Tuesday, September 05, 2006

Bible Buying Oddity

So here I am at Borders, and out of curiosity I drift over to the bible section. And what I find is really quite surprising.

If you wanted to buy a copy of the RSV, you would have been out of luck; they didn't have it. And they had a single edition/copy of the NRSV. Jerusalem Bible? They didn't have it, nor the newer edition either. New English/Revised English? Ditto. NASB? Nope. Today's English? I don't think so.

So what did they they have? Well, they had a few oddities, such as a copy of the Lamsa translation of the Peshitta. They had a fair number of New American Bible editions. But mostly what they had were King James, New King James, New International, and New Living Bible. Oh, and the English Standard Version, which, if you haven't run across it before, is a recent "conservative" redaction of the RSV.
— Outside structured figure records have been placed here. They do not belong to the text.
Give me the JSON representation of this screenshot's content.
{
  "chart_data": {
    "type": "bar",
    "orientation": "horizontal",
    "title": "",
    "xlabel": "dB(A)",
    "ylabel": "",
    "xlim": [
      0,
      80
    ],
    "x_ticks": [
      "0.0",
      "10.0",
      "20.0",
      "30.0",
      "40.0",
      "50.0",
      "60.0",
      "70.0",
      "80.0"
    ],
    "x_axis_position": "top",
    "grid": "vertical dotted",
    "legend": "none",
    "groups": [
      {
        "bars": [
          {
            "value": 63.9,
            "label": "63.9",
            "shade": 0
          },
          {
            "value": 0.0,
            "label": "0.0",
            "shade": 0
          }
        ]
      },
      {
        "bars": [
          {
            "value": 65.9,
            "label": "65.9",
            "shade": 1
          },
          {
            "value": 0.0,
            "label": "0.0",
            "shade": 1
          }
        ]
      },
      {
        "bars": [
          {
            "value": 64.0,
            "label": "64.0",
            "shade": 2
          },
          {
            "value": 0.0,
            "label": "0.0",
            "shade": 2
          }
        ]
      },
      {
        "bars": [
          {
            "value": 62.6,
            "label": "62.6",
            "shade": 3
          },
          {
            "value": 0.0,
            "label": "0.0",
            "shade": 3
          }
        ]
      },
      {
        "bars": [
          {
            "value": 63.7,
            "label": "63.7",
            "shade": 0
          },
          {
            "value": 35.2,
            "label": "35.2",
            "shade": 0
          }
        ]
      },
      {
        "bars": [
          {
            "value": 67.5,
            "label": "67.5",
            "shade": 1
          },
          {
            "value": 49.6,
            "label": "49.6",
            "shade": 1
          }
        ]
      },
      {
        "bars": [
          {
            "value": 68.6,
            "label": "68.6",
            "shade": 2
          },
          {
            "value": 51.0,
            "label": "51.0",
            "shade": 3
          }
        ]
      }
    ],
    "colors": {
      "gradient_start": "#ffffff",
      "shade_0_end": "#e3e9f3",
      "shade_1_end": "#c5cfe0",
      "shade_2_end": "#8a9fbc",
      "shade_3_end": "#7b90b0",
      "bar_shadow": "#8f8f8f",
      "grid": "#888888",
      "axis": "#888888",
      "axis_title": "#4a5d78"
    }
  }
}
Travelling over to Books-a-Million, I found a somewhat more restricted selection, plus the Holman Christian Standard Bible in various versions. It is apparently an attempt to produce an inerrantist formal equivalence translation (in other words, to replace the NIV, whose dynamic equivalence model ended up being criticized by almost everyone).

For an Episcopalian, the situation is passing strange. We have a canonically designated list of translations we can use, and hardly any of the bibles available at these general interest bookstores are on it. Of the current list, only the KJV, NAB, and NIV are (apparently) readily available, which is particularly an issue since the RSV is the reference version of scripture readings. So what we have is a very archaic Anglican bible, a heavily criticized RC bible (which is particular a problem because of the many textual reorderings), and a heavily criticized fundamentalist bible.

But even more interesting is what this says about what they think the bible market looks like. Now, some of this is surely distorted by publisher marketing issues. The Holman and the ESV are new translations; the NLT and NKJV and Holman are owned by specific publishers. But even so, what we see is a mass market which, with the exception of the Catholic NAB, is completely occupied by theologically conservative translations. From a strictly textual or translational perspective, they are not all conservative; the Holman, for instance, uses a modern textual basis, and the NLT is paraphrastic. But they are all connected to radically conservative Protestant groups.

What this would appear to say is that mainline Protestants are not an important bible market anymore-- or if they are, that they can be satified by strictly ceremonial copies of the KJV. You can't buy the preferred mainline versions in a regular bookstore. (I'm tempted to venture down to the Adventist bookstore, just to see.) Now, I haven't been to a Barnes & Noble, nor have I been to a variety of Borders shops. And who knows, maybe in a different city or state I might see something less odd. The two stores I did visit, however, are in two quite different communities.

And I also am not sure how long things have been this way. I haven't bought a bible in years, not because I don't own plenty (I have something like twelve different translations), but because I've come to rely on on-line bibles, except for liturgical use. For that I use my trusty RSV Common Bible, which I've had for a long time.